How Philanthropy Builds Trust with Communities of Color

Mark S. Lewis, Kristina Gawrgy | Watch here

Making Sense: In a recent trust report released by Independent Sector, the American public reported higher levels of trust in nonprofits than philanthropy. The report also highlighted that organizations that work directly with communities and address root causes of issues are more trusted than those who don’t. Poise Foundation, a Black-led, Black-serving foundation in Pittsburgh, has been filling this gap in trust since 1980. Trust is critical to the work they do. They’ve used it to navigate community trust in light of COVID-19, and believe traditional philanthropy can do more in this space.

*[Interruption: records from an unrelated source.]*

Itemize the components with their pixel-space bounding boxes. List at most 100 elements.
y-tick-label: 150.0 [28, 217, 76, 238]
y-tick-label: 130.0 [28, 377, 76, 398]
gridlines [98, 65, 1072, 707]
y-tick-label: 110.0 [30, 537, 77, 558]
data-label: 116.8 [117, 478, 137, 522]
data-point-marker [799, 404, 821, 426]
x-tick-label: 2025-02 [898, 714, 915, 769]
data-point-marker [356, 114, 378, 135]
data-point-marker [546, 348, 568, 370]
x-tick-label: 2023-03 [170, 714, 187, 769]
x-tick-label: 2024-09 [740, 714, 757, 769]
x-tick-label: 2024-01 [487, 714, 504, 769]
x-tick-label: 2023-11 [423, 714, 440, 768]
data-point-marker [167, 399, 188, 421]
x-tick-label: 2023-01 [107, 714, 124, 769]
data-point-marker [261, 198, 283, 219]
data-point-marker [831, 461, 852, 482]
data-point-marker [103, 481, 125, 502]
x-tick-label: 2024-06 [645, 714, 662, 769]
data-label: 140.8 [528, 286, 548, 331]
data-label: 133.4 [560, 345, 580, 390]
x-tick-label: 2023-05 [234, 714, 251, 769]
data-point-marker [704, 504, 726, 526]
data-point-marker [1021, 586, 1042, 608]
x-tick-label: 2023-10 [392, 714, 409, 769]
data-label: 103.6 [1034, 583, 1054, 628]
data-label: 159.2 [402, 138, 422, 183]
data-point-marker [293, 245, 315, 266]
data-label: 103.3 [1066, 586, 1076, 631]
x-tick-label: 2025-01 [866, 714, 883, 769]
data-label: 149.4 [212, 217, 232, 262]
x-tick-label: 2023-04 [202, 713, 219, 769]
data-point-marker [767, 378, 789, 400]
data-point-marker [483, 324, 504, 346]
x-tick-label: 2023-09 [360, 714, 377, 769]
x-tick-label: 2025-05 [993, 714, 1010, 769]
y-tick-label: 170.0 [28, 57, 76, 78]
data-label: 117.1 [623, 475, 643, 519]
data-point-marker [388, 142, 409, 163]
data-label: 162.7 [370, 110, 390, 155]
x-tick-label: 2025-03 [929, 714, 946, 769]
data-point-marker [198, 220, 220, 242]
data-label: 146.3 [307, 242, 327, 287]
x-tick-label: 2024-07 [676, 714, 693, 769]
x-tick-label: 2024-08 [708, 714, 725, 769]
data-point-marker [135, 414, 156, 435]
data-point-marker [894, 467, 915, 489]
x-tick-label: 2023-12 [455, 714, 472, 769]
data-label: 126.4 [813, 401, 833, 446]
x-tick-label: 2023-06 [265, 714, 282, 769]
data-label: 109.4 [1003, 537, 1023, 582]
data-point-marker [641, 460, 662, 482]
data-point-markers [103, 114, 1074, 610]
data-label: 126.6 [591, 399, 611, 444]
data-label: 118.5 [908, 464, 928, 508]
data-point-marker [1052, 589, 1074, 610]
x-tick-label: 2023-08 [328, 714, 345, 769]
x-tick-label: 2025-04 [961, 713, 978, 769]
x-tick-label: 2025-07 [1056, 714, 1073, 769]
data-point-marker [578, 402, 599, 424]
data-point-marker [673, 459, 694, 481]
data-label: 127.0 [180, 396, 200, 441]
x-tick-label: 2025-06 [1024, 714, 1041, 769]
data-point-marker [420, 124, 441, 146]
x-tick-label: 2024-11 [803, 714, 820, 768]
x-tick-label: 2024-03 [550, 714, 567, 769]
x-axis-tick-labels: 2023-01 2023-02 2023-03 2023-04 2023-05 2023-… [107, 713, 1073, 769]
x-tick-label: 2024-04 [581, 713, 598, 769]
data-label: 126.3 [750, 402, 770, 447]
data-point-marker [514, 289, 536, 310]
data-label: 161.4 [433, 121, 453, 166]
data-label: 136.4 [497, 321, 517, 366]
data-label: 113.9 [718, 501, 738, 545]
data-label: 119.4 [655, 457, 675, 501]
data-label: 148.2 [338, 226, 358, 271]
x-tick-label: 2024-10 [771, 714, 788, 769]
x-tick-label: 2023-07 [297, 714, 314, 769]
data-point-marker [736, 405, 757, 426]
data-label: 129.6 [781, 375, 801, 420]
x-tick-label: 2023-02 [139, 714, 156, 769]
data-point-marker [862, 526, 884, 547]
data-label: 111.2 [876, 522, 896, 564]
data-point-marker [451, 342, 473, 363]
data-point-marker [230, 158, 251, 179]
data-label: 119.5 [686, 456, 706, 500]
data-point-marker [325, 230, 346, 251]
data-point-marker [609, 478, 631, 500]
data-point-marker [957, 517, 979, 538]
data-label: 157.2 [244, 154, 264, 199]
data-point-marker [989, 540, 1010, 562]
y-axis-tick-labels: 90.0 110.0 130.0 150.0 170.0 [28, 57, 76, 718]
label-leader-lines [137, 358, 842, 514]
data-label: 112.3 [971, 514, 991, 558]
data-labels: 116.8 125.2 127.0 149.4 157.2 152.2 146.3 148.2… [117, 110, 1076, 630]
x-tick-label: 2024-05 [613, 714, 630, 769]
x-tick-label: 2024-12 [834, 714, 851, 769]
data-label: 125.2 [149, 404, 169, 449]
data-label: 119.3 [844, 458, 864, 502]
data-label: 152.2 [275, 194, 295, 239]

  • Community foundations are typically trusted less than nonprofits – there’s a disconnect between the people actually being served and the foundations – foundations are typically not on the frontlines engaging with the community.
  • “So often, power thinks it has the answer to make someone else successful without knowing the cultural context.” We need to bring other voices in to the discussion.
  • “If you really want to see change, invite voices from the people you want to help.”
  • “The foundation/nonprofit sector is the only sector where the customer doesn’t make the final decision.”
  • Even with the best intentions you must build trust…you may not get a second chance.
  • Training may be good, but real-life interactions are where learning takes place.
  • Nonprofits with cultural competence or nonprofits that are part of the community help foster trust.

Our belief in private action for public good is at the core of civil society, and truth is the heart of that social contract. Nonprofits’ extraordinary response to meet the needs of communities in the throes of the pandemic, and those who have suffered at the hands of injustice and racism in our country are powerful examples of that.

As we continue to work – individually, organizationally, and collectively – to end injustice and fully recover from the pandemic once it ends – we must not only continue to be mindful of the trust placed in our sector to fulfill our missions. We must lean on the power of trust to forge new and sometimes uncommon collaborations to tear down the walls that separate us, strengthen the ties that bind us, advance solutions that lead to systemic change, and create a more peaceful, just, and equitable world.